The third-biggest deal was Entain’s second big one of the year, the €850m paid for BetCity in the Netherlands, ahead of the $800m in cash and shares paid for OpenBet by Endeavor.
🎯 The top 10 M&A transactions in 2022
Bubbling under: Just outside the top 10 was Churchill Downs again, with its $250m deal for Exacta announced right at the end of the year, ahead of IGT’s £160m purchase of iSoftBet from April and Boyd Gaming’s $170m acquisition of Pala Interactive.
Signs of stress: It is possible to discern a drop off in activity in the latter half of 2022. Included in the top 10, for instance, is Endeavor’s completion of its deal for OpenBet, originally announced in September 2021.
The economic backdrop was cited as one of the reasons behind the cut in the price tag to $800m when the deal was completed in June this year.
By E+M’s estimates, ~$6.2bn of deals were completed in H1 and ~$3.4bn in H2. Of the top 10, only two deals came in H2.
In its January update, the gaming coverage team at Citizens said there has been an “explicable decline in capital raising” in the second half.
“Venture capital, which had served as the lifeblood for much of the domestic online gaming industry, saw a swift and significant pull back in capital deployment amid a rapidly changing interest rate environment,” they added.
The month in transactions
VICI has completed the acquisition of the remaining 49.9% of the MGM Grand and Mandalay Bay from Blackstone for $1.27bn. The company has also announced a sale-and-leaseback of four casinos from Pure Canadian for $200.8m.

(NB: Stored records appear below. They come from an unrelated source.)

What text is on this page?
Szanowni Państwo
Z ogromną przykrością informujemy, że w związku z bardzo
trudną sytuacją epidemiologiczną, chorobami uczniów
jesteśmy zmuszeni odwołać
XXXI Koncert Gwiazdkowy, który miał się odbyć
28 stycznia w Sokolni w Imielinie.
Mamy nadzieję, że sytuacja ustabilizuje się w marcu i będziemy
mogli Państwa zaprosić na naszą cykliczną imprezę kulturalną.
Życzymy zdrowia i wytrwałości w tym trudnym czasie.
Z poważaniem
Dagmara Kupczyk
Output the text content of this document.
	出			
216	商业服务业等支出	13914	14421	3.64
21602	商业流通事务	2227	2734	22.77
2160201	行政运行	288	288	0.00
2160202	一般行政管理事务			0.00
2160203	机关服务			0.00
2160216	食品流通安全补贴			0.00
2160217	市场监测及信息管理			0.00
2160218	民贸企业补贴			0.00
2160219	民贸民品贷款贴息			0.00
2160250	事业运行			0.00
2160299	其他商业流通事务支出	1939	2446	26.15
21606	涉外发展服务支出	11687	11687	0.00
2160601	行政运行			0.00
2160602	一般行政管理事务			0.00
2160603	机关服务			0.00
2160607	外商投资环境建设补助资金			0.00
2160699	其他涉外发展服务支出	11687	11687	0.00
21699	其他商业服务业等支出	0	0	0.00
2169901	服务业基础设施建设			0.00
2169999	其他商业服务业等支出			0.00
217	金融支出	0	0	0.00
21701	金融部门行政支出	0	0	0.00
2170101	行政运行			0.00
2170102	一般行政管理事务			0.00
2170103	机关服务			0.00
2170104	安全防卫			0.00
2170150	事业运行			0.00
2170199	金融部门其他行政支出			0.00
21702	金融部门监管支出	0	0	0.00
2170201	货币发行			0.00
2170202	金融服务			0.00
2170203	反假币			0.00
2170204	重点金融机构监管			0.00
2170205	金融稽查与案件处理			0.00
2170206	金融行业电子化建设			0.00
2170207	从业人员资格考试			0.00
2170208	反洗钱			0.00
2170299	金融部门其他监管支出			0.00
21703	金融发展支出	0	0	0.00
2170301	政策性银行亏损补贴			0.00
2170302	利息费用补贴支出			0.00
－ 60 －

This is VICI’s first ex-US investment.
Analysts expressed some surprise at Churchill Downs’ vertical integration acquisition of historical horse-racing tech specialist Exacta for $250m.
Greentube snapped up a 40% stake in games developer Flamingocatz for an undisclosed sum.
Affiliate M&A – slight return
GiG’s €45m deal for AskGamblers is the big news from the gaming affiliate space.
Question time: Better Collective remains the daddy of gaming-related affiliate M&A, with its €105m deal for the esports-focused Futbin in April being the biggest deal for the sub-sector in 2022. But arguably of more significance for the sector is GiG’s deal to buy AskGamblers and other European-facing assets from rival Catena Media.
The €45m sale all but acknowledges that Catena’s focus is now 100% on its North American business.
But sources pointed out it also opens up the opportunity for GiG to point AskGamblers in the direction of the US, something which Catena for whatever reason conspicuously failed to do.
👀 BREAKING: Notably, just this morning Catena Media announced it had appointed Carnegie Bank to advise on a potential sale of the company’s remaining assets.
The statement said third parties have “shown interest in acquiring other assets as part of this process and the group continues to evaluate the divestment of such”.
“During these discussions, third parties have also shown interest in acquiring all the remaining assets of the group in a strategic transaction or through a public tender offer for the group.”
In other recent gaming affiliate M&A news, US-facing affiliate Betsperts acquired Bleacher Nation for an undisclosed sum in a cash-plus-equity deal in late December. This follows on from Playmaker’s $31m purchase of Wedge, Seven Star’s deal for Moneta and Acroud’s deal for further Catena assets, which all occurred in October.